Real Estate Developers’ Association of Singapore (Redas) President Augustine Tan has urged the government to review the property cooling measures as developers face potential charges of $100 million for unsold private residential units, reported TODAYonline.
“The real estate market is reeling from the compounding effects of an oversupply situation, rising vacancy rates, weak demand and increasing interest rates,” said Tan at the association’s Spring Festival Lunch.
“There is therefore an urgent need for action to bring stability and ensure a soft landing to prevent further damage to the fragile economy,” he added, citing turmoil in financial markets, Singapore’s own restructuring journey and weak global growth as risks to the economy.

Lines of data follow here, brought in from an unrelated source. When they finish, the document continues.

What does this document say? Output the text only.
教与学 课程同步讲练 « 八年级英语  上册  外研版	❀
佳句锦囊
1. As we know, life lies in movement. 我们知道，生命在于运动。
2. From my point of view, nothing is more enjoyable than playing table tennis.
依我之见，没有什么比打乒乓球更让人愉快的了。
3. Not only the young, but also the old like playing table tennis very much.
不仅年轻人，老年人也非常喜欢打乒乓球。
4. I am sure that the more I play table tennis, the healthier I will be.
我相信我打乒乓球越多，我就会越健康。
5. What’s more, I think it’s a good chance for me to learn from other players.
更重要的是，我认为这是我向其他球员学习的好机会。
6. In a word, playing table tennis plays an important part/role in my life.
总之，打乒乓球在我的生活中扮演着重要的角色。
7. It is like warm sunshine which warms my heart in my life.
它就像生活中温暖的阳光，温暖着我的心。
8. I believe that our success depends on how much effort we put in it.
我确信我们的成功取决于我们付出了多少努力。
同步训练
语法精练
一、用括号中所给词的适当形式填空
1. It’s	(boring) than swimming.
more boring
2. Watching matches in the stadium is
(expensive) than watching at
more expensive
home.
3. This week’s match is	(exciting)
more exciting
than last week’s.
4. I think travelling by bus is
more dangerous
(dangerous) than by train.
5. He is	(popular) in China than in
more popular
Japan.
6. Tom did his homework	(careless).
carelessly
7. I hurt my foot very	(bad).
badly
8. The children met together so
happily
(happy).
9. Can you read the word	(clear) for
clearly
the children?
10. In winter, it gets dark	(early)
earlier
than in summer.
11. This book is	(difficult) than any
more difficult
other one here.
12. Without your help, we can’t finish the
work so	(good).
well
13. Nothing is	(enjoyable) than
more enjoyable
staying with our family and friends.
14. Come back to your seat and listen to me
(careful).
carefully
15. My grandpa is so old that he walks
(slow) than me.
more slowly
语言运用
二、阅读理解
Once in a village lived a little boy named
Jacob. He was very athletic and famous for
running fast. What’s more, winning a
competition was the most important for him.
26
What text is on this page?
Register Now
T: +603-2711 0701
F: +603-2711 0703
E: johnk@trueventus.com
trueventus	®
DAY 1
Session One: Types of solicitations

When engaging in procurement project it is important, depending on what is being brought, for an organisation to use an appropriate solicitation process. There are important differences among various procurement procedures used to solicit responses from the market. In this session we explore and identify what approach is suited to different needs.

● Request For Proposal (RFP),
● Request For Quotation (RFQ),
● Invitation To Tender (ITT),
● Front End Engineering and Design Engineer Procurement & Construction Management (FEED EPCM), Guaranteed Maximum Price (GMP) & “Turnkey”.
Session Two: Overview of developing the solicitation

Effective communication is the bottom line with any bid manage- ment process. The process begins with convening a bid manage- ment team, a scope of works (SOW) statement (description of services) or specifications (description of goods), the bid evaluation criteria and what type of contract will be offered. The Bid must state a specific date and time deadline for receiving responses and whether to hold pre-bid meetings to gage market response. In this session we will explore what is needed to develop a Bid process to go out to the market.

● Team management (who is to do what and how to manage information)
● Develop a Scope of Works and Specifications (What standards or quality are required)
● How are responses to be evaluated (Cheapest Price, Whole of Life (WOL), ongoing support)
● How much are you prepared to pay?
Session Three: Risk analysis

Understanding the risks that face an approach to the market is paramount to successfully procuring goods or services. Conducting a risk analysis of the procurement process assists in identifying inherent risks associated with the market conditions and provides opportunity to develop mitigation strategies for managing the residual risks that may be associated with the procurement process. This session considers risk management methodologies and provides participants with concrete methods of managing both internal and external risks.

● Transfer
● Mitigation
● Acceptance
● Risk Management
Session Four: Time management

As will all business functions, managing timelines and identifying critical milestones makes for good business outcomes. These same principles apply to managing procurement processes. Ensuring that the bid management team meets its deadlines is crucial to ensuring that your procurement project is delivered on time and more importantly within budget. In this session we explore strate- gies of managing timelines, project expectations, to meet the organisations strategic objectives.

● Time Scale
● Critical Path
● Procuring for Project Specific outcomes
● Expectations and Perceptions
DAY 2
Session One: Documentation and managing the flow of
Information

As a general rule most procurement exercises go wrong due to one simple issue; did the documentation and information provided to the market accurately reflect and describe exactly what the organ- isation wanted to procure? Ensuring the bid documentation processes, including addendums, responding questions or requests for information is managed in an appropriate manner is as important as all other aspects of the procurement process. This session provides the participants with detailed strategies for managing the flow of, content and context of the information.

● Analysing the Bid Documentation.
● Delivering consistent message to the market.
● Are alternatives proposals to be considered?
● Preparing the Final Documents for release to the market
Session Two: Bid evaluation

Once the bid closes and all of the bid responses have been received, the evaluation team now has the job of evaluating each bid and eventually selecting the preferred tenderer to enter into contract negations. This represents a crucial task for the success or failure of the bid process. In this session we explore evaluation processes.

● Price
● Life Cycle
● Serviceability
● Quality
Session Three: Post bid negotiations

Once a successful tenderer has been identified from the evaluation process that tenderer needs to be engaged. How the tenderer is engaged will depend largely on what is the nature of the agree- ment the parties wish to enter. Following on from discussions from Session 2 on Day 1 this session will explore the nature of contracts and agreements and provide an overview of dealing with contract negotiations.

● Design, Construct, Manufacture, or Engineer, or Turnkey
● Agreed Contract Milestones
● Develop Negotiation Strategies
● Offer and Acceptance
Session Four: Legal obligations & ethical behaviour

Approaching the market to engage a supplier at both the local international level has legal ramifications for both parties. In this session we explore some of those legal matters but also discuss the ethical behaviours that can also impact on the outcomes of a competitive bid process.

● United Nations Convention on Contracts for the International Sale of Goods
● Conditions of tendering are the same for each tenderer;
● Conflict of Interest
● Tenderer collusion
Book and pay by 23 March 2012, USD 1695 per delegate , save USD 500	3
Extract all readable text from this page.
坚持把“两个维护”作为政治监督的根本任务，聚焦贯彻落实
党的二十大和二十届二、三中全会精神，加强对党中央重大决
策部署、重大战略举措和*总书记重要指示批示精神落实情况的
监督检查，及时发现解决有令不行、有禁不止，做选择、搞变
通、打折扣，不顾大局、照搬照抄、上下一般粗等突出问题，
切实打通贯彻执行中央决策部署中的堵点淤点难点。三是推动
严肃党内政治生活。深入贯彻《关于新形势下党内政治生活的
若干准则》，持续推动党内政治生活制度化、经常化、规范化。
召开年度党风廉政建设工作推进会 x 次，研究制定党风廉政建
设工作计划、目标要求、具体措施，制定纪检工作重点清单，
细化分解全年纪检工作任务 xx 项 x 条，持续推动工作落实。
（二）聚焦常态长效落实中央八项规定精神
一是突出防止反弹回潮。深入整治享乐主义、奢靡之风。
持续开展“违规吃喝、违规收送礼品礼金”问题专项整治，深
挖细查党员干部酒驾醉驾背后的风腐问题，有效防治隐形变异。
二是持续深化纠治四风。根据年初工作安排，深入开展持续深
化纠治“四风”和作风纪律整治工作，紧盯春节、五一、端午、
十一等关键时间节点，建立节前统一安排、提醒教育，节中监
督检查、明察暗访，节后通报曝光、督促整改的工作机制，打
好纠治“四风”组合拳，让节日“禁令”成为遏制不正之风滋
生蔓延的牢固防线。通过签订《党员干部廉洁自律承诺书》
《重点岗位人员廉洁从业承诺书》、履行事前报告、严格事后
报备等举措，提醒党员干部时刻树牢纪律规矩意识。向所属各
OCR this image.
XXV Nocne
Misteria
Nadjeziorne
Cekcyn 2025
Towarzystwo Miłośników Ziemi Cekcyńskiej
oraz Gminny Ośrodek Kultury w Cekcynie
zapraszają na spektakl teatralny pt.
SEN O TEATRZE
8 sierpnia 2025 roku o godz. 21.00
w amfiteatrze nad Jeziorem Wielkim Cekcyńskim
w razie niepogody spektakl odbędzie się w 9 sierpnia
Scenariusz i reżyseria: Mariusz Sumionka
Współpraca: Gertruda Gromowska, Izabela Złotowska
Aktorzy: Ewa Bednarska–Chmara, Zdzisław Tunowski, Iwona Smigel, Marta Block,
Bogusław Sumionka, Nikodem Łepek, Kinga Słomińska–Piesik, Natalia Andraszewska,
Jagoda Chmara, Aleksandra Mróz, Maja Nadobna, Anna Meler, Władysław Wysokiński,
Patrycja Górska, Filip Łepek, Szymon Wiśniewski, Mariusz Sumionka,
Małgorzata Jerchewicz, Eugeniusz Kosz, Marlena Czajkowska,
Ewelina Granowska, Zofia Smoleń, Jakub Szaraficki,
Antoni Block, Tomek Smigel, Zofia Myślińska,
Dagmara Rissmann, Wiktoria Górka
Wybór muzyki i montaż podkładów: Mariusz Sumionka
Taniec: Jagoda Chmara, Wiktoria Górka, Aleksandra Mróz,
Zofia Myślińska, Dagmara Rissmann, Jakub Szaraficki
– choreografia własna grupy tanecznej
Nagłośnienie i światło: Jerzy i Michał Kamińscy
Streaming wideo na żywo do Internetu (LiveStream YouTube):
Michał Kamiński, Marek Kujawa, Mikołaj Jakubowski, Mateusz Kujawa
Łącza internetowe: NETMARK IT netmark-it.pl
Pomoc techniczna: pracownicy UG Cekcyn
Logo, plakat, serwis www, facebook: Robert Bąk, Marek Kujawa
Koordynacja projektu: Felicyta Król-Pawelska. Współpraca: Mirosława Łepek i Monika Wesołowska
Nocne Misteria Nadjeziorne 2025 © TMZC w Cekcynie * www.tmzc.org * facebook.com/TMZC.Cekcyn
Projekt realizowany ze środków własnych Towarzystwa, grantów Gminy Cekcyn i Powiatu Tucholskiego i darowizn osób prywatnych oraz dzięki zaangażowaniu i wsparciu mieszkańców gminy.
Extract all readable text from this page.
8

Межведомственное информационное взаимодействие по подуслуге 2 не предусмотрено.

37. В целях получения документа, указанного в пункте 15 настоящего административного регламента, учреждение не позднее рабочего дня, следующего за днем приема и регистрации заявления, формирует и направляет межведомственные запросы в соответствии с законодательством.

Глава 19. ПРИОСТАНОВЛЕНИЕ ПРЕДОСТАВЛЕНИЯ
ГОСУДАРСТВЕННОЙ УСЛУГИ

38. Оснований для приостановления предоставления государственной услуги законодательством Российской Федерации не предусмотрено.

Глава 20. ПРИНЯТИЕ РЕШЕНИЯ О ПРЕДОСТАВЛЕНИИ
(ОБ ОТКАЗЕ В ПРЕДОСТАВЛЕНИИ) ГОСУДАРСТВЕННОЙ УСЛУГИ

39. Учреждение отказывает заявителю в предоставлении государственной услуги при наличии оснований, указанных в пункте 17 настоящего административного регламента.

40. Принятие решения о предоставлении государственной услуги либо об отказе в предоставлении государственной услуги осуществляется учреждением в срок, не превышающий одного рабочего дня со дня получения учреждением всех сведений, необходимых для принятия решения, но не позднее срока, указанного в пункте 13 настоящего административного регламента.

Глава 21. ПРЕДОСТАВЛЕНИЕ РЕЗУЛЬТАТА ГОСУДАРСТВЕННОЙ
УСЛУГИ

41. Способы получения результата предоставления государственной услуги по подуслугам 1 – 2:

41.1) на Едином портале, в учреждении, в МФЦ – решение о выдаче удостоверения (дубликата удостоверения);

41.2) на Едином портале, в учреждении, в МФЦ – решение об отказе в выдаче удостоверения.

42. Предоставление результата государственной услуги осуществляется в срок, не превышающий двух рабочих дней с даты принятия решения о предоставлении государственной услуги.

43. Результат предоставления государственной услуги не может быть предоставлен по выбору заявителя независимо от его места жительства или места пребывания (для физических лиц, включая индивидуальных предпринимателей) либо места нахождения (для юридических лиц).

As at end-2015, there is a supply of more than 60,000 units in the pipeline and a record 25,000 vacant units, noted Tan, who also serves as Far East Organization’s Executive Director for Property Sales.
Aside from the mounting supply, developers also face pressures from measures like the Qualifying Certificate (QC) and Additional Buyer’s Stamp Duty (ABSD).
First introduced in 2011 and revised in 2013, the ABSD is a tax imposed on both developers and individual property buyers.
The amount paid by individuals depends on the number of properties they own and residency status, while developers have to pay 10 to 15 percent of the land cost unless they complete and sell all the units within five years from the date of land acquisition.
Developers with foreign holdings will also have to meet the QC rules, in which they are required to complete the project in five years of acquiring the land and sell all units within the next two years. Those who need more time to meet the requirements can pay extension charges that are pro-rated according to the proportion of unsold units. Land sold on Sentosa Cove and through the Government Land Sales (GLS) Programme do not need QC.
In 2016, Tan estimates that around 700 unsold residential units across 13 developments will be affected by the QC, with charges amounting to almost $100 million.
Moreover, the ABSD remission clawback for projects with unsold units will kick in by end-2016, putting further pressure on prices. He revealed that around 6,000 unsold units in 33 developments will be affected by the ABSD remission clawback in 2017 and 2018.
As a result, several developers have been lobbying for the removal of the ABSD, arguing that the Total Debt Servicing Ratio (TDSR) framework will help ensure that buyers stay prudent with their acquisitions even without the ABSD.
“Since 2009, the successive introduction of the government’s property measures has cooled the market, bringing down transactions and prices. With safeguards in place such as the continuation of the prudent TDSR measures together with the current economic situation, property prices will be kept in check,” said Tan.
“It is therefore timely to consider a calibration of the cooling measures.”